Однажды, по-видимому, ночью, я лежал и, как обычно, долго не мог заснуть от холода. .Двигатель не работал, и тюрьма казалась вымершей. Вдруг до слуха донеслось постукивание. Сначала я подумал, что где-то что-то ремонтируют. Но по ритму понял, что это не так. Звук был очень слабый, глухой, и трудно было установить, откуда он. Казалось, что стучат рядом за стеной, потом — что звук доносится откуда-то сбоку и снизу. Я подумал: кто-то ищет со мной общения, — и ответил стуком в том же ритме. Тут же в ответ послышалось несколько частых, торопливых ударов. Словно некто за стеной обрадовался, что ему ответили. После небольшой паузы прозвучало десять ударов, я ответил тоже десятью ударами. Потом прозвучало восемнадцать ударов, и я снова отстучал столько же. Потом четырнадцать... После паузы удары повторились в том же порядке, и так — несколько раз. Наконец я догадался, что число ударов соответствует месту буквы в алфавите. Получилось слово «кто». Я очень обрадовался своему открытию и часто застучал в стену в знак того, что вопрос понял. Повторяя про себя буквы по алфавиту, я простучал свою фамилию. В ответ мой собеседник простучал свою.
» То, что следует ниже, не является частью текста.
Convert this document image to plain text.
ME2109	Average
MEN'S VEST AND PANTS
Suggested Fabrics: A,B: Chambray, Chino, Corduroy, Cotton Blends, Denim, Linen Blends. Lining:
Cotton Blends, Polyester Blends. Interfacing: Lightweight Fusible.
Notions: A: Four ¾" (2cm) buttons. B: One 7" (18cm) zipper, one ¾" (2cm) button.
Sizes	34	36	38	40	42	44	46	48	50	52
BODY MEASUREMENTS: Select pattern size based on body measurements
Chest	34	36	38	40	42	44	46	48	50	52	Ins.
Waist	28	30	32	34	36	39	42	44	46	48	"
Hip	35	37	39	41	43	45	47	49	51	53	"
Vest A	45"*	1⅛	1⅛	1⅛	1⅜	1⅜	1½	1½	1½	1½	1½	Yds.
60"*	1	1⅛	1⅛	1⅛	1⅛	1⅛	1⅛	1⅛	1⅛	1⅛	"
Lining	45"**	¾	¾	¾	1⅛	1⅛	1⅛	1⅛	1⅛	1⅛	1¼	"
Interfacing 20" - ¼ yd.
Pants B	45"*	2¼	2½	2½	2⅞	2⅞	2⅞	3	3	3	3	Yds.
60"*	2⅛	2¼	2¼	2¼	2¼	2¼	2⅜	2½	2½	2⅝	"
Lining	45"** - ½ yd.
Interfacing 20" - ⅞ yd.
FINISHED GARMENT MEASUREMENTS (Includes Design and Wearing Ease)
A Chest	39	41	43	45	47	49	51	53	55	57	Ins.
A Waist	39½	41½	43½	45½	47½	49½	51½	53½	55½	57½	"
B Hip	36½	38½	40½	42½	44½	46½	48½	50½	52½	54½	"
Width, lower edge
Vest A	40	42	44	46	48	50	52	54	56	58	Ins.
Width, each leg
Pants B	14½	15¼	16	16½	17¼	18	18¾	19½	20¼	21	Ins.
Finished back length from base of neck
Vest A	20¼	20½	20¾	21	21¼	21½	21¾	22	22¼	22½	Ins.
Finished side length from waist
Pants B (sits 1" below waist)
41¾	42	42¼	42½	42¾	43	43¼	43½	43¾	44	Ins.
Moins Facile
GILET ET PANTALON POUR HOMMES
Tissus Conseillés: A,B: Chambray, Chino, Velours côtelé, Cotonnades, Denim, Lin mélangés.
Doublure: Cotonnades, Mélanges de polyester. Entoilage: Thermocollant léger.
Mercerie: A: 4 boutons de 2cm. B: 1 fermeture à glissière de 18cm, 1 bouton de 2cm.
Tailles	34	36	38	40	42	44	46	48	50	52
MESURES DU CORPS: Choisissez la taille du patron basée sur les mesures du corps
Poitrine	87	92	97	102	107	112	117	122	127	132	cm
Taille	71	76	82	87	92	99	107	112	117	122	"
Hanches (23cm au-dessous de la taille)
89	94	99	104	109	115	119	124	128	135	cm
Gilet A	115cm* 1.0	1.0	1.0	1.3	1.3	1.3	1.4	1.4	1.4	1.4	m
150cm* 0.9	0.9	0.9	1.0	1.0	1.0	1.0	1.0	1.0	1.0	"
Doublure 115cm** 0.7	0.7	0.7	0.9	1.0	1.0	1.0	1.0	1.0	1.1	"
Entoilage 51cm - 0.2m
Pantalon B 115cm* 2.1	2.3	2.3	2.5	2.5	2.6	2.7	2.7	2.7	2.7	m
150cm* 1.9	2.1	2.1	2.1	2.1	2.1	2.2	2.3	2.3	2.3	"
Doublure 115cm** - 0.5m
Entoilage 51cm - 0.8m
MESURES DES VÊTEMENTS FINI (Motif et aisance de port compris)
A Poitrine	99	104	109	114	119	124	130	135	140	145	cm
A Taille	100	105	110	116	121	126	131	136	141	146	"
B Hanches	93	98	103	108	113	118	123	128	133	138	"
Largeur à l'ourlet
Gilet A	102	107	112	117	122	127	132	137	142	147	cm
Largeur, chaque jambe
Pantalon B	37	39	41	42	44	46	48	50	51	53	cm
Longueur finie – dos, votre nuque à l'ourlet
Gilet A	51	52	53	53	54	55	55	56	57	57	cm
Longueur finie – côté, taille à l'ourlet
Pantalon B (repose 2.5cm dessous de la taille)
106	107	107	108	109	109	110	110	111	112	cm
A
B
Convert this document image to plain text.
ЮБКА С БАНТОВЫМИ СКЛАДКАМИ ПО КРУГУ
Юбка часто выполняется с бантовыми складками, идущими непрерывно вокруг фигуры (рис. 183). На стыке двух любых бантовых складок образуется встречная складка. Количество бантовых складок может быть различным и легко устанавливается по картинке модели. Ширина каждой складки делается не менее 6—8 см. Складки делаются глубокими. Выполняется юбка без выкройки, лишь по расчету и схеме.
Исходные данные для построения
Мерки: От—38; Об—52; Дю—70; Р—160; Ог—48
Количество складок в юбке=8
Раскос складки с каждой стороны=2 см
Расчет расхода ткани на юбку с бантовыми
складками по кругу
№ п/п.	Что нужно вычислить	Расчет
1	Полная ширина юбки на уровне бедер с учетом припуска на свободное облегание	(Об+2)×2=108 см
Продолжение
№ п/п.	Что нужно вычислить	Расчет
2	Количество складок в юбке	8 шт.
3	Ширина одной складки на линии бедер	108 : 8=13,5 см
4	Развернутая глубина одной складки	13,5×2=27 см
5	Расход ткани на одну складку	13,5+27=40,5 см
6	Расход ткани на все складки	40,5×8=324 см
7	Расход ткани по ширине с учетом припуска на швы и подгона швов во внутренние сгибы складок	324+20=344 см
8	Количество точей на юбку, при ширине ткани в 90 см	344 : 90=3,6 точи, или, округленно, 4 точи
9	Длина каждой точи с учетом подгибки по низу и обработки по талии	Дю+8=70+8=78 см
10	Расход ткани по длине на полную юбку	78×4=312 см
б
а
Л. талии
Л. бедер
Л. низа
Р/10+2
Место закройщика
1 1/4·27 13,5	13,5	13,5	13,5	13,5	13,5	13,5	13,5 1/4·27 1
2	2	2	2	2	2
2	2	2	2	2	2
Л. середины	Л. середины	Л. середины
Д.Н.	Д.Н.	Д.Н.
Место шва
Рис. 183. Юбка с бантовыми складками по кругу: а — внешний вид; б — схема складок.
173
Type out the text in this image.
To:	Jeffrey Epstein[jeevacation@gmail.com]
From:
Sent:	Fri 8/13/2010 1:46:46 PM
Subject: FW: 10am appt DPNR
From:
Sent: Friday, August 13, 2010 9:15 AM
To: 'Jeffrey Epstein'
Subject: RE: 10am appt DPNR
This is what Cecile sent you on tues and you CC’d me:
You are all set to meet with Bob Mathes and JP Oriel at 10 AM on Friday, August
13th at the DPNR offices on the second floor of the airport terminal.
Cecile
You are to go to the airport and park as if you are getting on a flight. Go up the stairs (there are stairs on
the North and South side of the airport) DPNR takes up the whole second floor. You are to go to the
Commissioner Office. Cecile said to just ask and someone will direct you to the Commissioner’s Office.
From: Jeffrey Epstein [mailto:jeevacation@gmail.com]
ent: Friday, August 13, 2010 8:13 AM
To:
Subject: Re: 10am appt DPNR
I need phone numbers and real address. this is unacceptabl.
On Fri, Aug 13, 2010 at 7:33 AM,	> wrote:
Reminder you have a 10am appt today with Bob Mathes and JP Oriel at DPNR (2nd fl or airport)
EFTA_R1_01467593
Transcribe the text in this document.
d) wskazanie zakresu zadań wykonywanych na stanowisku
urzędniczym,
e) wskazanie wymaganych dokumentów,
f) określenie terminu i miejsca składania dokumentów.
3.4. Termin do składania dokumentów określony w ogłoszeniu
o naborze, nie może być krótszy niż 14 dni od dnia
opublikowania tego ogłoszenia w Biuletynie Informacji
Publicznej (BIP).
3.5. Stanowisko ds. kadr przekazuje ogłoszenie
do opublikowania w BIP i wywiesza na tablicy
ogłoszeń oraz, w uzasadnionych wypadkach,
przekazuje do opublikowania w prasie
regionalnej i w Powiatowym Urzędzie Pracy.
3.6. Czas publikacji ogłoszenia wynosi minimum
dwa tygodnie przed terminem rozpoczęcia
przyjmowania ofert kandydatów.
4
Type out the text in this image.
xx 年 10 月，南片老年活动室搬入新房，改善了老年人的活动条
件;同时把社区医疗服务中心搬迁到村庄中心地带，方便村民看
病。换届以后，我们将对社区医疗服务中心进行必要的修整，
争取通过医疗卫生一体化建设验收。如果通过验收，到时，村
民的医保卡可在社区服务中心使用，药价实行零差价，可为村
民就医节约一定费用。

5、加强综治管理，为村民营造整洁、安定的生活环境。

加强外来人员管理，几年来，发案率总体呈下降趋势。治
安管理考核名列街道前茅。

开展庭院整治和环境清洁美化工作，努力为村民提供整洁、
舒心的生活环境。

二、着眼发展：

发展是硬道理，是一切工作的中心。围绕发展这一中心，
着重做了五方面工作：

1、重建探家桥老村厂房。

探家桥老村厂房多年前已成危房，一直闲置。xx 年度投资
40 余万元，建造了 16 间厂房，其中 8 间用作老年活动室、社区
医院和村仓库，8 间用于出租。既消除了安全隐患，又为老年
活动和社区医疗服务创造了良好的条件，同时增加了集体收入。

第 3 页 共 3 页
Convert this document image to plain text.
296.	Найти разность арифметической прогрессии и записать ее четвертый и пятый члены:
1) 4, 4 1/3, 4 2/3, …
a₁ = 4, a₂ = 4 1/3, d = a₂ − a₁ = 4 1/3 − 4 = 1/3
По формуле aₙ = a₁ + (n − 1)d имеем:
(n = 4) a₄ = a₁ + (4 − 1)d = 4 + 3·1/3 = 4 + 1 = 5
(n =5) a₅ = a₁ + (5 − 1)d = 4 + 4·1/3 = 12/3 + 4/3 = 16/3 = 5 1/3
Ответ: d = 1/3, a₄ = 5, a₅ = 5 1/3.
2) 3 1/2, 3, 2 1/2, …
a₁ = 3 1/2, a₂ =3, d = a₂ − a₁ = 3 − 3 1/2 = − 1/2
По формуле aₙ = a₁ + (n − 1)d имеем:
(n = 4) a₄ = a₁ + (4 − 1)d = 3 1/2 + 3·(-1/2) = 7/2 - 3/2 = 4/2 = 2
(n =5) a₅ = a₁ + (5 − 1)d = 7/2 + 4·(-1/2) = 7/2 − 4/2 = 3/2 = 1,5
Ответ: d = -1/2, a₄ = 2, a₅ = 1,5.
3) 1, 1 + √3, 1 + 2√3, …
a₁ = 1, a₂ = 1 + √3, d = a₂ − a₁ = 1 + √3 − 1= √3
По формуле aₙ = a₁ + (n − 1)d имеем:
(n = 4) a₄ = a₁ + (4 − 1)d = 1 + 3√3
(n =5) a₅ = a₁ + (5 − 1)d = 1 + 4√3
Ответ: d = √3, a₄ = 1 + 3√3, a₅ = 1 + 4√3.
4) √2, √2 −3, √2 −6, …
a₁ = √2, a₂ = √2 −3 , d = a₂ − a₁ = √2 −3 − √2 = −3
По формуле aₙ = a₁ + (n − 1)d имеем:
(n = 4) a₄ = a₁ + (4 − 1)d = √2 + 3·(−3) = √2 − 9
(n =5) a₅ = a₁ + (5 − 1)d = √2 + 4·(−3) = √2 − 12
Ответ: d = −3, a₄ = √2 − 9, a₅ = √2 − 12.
На взаимное представление ушло, как мне показалось, не менее часа. Затем человек за стеной предложил ускоренную систему. Смысл ее заключался в следующем: алфавит делился на три группы. В первых двух по десять букв, в третьей — остальные. Сначала стуком обозначалась группа, а после небольшой паузы порядковый номер буквы в группе. Например, буква «т» передавалась двумя ударами, обозначающими группу, и после короткой паузы восемь ударов, обозначающих место буквы в своей группе. Всего десять ударов, вместо восемнадцати. Освоив новую систему, я прежде всего сообщил фамилию «подсадной утки» и просил, чтобы предупредили соседей, если есть с ними связь. От стучания по каменной стене у меня распухли суставы, но радость общения заглушала боль. Каждую ночь, точнее, в то время, когда не работал двигатель, мы продолжали наш разговор.